Why Nashville's Police Still Don't Have Body Cameras
RACHEL MARTIN, HOST:
Three years, three mayors and a cascade of missed deadlines in Nashville, police officers in Tennessee's capital still are not wearing body cameras, despite promises to do just that. In the meantime, there have been two high-profile police shootings. Samantha Max of member station WPLN reports.
SAMANTHA MAX, BYLINE: This story unofficially begins on October 30, 2016. Then-Mayor Megan Barry stood at the pulpit of Temple Church in Nashville and made a promise.
(SOUNDBITE OF ARCHIVED RECORDING)
MEGAN BARRY: What we will do, Chief Anderson and I, we will be in a position to recommend full funding for all police officers to have body cameras when we present next year's budget to the Metro Council.
MAX: From that moment on, Barry's administration seemed to move full steam ahead. She convened a task force to research body camera programs across the country and draft a policy. But even at the group's first meeting, activist Clemmie Greenlee wondered whether the city was really ready for body cameras.
(SOUNDBITE OF ARCHIVED RECORDING)
CLEMMIE GREENLEE: I want to make sure that we be assured that we won't be sitting here this time next year talking about the same one object - the body camera.
MAX: Flash-forward three years and two mayors later. The police department still hasn't bought a single body camera.
(SOUNDBITE OF PROTEST)
UNIDENTIFIED PROTESTERS: (Chanting) Where's the money? Where's the money? Where's the money?
MAX: This week, protesters gathered outside the mayor's office demanding answers. Some top officials say Barry made a hasty promise that would prove too expensive to keep, and then priorities shifted as power changed hands twice in less than two years. And while other police departments around the country have slowly phased in body cameras, Nashville pledged to buy them all at once. Here's Chief Steve Anderson.
STEVE ANDERSON: The total request associated with cameras would be $50.1 million.
MAX: Let's rewind to 2017. Jocques Clemmons had just been shot and killed after a traffic stop, and activists demanded police reform. They wanted interactions between officers and civilians caught on camera. But at a budget hearing, Chief Anderson said there was no room for shortcuts. There's the price of each individual camera and the cost to store thousands of hours of video they'll capture each day, plus salaries for new employees who will review all that footage before it's released to the public or used at trial.
ANDERSON: I've never made a request during my tenure for any funding that in any way approaches that. But we've never taken on something as complicated and expensive as this camera project.

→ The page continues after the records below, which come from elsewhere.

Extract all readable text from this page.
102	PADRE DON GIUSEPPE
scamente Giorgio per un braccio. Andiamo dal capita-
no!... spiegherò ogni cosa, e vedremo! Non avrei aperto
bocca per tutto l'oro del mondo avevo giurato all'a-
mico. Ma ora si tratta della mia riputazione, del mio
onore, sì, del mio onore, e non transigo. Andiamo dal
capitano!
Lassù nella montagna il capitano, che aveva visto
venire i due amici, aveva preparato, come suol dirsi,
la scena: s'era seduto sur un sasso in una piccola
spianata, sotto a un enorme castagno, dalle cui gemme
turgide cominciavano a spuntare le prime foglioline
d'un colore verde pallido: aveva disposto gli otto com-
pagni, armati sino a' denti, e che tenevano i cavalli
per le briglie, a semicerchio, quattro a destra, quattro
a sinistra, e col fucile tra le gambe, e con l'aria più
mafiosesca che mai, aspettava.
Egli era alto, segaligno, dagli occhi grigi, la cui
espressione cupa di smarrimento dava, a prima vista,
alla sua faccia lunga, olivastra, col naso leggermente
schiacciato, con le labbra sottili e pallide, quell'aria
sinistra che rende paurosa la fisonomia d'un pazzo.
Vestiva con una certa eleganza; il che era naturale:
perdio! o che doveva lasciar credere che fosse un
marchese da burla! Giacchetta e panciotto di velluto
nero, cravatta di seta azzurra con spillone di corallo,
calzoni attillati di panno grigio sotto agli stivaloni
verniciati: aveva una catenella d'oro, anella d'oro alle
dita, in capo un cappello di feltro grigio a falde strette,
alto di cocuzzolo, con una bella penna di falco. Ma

MAX: Then, Daniel Hambrick was killed last year - again, after a traffic stop. It wasn't until this past August that the city signed a contract with a camera vendor and promised a quick rollout. Weeks later, another bump in the road - District Attorney Glenn Funk said officials hadn't taken into consideration the ripple effect body cameras would have across the legal system. Marcus Floyd says this is all just a delaying tactic. He worked for the last mayor and believes Nashville can't wait any longer.
MARCUS FLOYD: It can't be a priority because there's another black body on the streets. We need to make sure that body cameras are deployed before there is another life lost in this city.
MAX: The new mayor, John Cooper, has now set another deadline. He hopes to have a plan in place by the end of this year.
For NPR News, I'm Samantha Max in Nashville.